China nützt Russlands Notlage maximal aus. So etwa im Mai, als der Gaskonzern Gazprom nach über zehn Jahren Verhandlungen einen Liefervertrag erhielt, preislich aber ausgequetscht wurde. „China ist der Sieger der Verwerfungen zwischen Europa und Russland“, erklärt ein Manager eines westlichen Gaskonzerns im Gespräch.

Qualität und Preis

Nun ist China nicht der einzige Gewinner durch Russlands Schwenk weg von Europa. Vom russischen Importstopp für westliche Agrarprodukte profitieren die Türkei, dazu südamerikanische und andere ostasiatische Staaten. Sie alle sehen im Moment ihre Chance.

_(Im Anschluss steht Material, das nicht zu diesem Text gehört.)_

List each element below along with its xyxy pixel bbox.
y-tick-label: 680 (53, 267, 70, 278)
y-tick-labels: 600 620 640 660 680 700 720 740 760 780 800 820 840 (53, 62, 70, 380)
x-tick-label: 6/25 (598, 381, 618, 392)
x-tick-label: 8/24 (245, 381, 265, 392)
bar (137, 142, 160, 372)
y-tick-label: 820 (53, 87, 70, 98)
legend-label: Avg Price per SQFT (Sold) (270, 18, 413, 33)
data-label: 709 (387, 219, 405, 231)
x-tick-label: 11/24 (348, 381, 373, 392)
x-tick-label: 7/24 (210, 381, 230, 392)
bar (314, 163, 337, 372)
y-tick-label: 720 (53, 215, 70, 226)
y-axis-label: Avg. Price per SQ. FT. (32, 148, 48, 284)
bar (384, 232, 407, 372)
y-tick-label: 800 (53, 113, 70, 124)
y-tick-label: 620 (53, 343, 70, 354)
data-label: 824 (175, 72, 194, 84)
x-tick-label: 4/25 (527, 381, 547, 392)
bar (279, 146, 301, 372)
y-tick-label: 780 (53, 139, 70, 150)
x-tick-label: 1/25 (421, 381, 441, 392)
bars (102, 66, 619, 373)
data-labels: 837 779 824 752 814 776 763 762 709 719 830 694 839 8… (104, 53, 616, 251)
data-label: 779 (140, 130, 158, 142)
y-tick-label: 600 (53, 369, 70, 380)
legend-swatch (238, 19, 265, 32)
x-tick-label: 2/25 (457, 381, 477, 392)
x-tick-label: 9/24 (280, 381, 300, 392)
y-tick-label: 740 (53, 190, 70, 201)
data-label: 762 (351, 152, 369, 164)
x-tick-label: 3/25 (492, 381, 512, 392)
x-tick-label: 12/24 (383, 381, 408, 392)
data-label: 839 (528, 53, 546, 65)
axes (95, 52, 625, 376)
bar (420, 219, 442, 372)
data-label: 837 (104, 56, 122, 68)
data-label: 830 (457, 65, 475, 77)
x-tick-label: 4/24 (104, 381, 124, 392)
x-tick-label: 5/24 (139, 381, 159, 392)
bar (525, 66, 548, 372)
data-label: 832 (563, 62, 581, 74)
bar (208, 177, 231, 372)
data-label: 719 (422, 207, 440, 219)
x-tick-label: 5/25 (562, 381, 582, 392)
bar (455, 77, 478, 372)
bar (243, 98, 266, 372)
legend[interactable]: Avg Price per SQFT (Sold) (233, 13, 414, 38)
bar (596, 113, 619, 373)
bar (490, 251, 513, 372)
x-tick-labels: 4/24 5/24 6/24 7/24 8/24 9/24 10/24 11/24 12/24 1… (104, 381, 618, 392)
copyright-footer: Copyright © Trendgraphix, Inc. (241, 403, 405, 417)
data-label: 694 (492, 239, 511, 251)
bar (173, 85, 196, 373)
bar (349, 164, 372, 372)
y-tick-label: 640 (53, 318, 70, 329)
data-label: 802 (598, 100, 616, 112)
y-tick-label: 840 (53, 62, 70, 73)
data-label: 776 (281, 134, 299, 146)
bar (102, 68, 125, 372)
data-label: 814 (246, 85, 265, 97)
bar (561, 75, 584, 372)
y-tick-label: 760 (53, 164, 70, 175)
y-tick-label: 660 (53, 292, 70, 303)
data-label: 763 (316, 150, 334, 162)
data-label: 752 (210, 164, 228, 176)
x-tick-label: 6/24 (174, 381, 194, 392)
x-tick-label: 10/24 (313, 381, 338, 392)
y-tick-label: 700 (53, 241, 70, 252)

Allein, der Schwenk verläuft nicht reibungslos. „Selbst, wenn die Umorientierung theoretisch möglich ist, ein Lieferantenwechsel führt in der Regel zu Preiserhöhungen“, erklärt Alexej Portanski, Handelsexperte auf der Moskauer Higher School of Economics: „Und die Produktqualität stimmt vielleicht auch nicht.“ Tatsächlich schossen die Preise nach oben: bei Hühnerfleisch laut Antimonopolbehörde in der zweiten Augusthälfte um 23 Prozent, bei Schweinefleisch um 30 Prozent.

Die neuen Partnerstaaten können den Westen nicht selbstverständlich ersetzen. „Wenn dies so leicht möglich wäre, hätte man es schon vor den Sanktionen getan“, erklärt Sergej Petrov, Parlamentsabgeordneter und zuvor Gründer des größten russischen Autoimporteurs Rolf: „Es ist eine psychologisch komfortable Show.“ So auch die jüngste Idee, den Autoimport zu beschränken. Laut Petrov sei das „einstweilen fast nicht möglich. Der Übergang vom europäischen zum chinesischen Auto wäre ein sehr langer Prozess.“

„Wie alkoholfreies Bier“

Vor allem glaubt kaum ein Experte, dass China schon bald jenen technologischen Input erbringen kann, den Russland zur Modernisierung dringend bräuchte. Dass der Westen derzeit keine Bohrtechnologie für die Förderung im Meer und aus Schiefergestein nach Russland liefert, kann auch China nicht kompensieren. Und selbst bei der Ausrüstung zur Förderung aus traditionellen Lagerstätten kann China nur Teile der Ausrüstung liefern. Diese sei „wie alkoholfreies Bier“, erklärt ein westlicher Ölexperte im Gespräch: „Sieht gleich aus, ist aber doch etwas anderes.“ Manfred Kastner, Chef des auf Russland fokussierten, österreichischen Ölfeldausstatters CAToil würde das so nicht formulieren. Aber für ihn steht fest: „Wenn die Sanktionen aufrechterhalten werden, ist natürlich der potenzielle Goldrausch beim Schieferöl in Russland gefährdet.“

AUF EINEN BLICK

Die wirtschaftliche Annäherung zwischen Moskau und Peking kann nicht über die historische Distanz zwischen beiden hinwegtäuschen. Auch heute sieht China Russland nur als Juniorpartner und Rohstoffquelle. Moskau wiederum fürchtet, dass China bei Investitionen in Ostrussland die Gegend schleichend übervölkert.